After September 11, 2001, Jennifer interviewed Muslim-American children, college students, professors, and imams about their experiences in America before and after the terrorist attacks. She has performed her program Isaac and Ishmael, Jews and Muslims: Are We Our Brother’s Keeper? for synagogues, middle schools, high schools, and colleges.

In May 2003, Jennifer served as the keynote speaker as she performed another original piece, Remembering our Dance, for the annual meeting of the Women’s Department of The Associated: Jewish Community Federation of Baltimore.

The following summer Jennifer presented her workshop, Teachers Telling Tales at the National Storytelling Network’s conference in Chicago.

In May 2004, Jennifer performed original family stories as the keynote speaker for the annual meeting of the United Jewish Fund and Council of St. Paul’s Women’s Division.

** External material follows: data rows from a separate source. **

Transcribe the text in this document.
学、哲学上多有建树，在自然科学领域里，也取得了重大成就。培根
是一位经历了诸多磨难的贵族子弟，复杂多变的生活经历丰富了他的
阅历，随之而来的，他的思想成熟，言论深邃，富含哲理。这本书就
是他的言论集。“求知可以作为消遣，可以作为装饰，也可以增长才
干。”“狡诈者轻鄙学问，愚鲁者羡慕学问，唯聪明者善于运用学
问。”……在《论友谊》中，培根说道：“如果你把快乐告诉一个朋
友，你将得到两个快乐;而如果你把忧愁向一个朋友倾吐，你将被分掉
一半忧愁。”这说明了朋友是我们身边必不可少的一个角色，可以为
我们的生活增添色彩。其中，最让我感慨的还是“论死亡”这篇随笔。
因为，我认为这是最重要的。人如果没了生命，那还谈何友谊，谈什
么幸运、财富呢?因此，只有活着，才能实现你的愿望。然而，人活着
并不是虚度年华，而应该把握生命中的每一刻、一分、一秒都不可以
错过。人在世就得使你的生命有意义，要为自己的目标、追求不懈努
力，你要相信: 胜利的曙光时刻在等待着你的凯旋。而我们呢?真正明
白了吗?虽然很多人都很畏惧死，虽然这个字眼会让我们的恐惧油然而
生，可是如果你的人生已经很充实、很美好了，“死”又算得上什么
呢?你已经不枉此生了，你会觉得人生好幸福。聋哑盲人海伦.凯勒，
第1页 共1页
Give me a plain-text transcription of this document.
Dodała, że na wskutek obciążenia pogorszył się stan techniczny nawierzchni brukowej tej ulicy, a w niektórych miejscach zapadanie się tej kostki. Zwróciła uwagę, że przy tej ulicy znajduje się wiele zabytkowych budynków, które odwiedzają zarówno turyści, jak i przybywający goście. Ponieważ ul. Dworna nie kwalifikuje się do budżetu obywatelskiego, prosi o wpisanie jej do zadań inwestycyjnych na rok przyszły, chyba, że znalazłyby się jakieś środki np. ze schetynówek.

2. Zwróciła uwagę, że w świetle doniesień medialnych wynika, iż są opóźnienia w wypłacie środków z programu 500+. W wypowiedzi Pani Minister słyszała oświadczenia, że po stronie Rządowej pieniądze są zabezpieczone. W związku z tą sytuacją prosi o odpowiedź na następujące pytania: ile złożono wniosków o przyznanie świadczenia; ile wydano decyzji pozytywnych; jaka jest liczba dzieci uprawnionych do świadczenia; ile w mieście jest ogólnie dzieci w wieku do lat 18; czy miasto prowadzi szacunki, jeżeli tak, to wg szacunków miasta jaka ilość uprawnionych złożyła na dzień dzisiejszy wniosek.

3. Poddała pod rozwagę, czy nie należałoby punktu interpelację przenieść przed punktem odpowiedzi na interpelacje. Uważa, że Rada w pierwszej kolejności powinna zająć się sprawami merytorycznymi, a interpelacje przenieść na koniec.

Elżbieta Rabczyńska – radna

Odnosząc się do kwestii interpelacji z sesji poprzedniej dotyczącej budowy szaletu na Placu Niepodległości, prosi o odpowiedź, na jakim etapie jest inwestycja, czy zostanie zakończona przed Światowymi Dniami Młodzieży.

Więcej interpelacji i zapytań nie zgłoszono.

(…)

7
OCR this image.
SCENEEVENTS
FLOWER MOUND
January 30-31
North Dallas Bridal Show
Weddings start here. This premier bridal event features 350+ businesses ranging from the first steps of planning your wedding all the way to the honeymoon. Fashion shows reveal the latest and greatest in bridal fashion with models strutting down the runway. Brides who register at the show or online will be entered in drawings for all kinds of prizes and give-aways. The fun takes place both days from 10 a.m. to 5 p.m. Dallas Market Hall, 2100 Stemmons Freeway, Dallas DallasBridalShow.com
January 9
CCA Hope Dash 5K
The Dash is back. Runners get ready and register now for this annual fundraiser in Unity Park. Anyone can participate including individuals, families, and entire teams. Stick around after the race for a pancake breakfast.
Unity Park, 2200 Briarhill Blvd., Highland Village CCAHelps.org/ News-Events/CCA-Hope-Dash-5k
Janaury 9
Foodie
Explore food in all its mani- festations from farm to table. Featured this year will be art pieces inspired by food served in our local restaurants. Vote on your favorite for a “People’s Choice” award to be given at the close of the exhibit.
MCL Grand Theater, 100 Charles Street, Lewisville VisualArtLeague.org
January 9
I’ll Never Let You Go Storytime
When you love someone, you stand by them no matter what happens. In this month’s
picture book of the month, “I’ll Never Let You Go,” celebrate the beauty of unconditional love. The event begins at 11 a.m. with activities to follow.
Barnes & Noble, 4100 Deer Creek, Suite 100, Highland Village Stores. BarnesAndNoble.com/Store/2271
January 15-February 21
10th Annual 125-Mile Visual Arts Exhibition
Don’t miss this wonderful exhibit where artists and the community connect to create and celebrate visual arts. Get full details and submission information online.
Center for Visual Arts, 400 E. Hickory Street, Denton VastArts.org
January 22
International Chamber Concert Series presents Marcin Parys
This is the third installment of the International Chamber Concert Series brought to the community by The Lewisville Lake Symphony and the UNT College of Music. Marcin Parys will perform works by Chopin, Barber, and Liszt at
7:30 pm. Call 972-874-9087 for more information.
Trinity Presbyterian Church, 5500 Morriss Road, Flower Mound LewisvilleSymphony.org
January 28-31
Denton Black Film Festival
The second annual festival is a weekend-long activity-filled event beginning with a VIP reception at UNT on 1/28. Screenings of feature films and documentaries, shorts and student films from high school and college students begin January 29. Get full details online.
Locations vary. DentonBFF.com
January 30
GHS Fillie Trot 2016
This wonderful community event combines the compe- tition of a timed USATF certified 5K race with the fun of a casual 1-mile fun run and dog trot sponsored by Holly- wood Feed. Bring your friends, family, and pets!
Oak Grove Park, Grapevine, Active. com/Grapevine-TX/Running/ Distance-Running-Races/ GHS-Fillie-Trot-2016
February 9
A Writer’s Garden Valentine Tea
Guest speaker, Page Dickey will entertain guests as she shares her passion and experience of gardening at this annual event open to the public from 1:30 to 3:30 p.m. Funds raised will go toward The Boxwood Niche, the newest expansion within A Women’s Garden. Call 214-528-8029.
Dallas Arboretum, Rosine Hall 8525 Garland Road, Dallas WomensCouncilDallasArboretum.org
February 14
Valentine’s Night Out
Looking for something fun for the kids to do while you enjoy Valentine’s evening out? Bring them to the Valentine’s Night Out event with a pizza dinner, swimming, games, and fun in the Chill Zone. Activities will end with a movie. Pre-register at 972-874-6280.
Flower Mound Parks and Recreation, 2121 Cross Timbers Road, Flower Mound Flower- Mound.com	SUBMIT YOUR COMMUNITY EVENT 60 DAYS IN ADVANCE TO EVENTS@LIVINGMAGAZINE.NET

Jennifer served as a keynote speaker at the Baltimore Girl’s Project annual conference in December 2000. She created and performed Emily, a dramatic performance for pre-teens and parents about a teenage girl struggling with body image, popularity, and self-esteem. The Answer is in Your Hands program is another of Jennifer’s programs that deal with the issues of peer pressure and rejection in a Jewish context.

Jennifer loves to bring to life the women of Torah through her first-person stories of Sarah, Rachel, Miriam, Ruth, Esther, and others. She also tells family stories and stories about her experiences in Israel, as well as Jewish folktales.

From the fall of 1998 through the spring of 1999, Jennifer toured the western United States, telling stories in Jewish communities in California, Oregon, Washington and Colorado. A Baltimore native, Jennifer began her storytelling career in 1994 while living in St. Paul, Minnesota.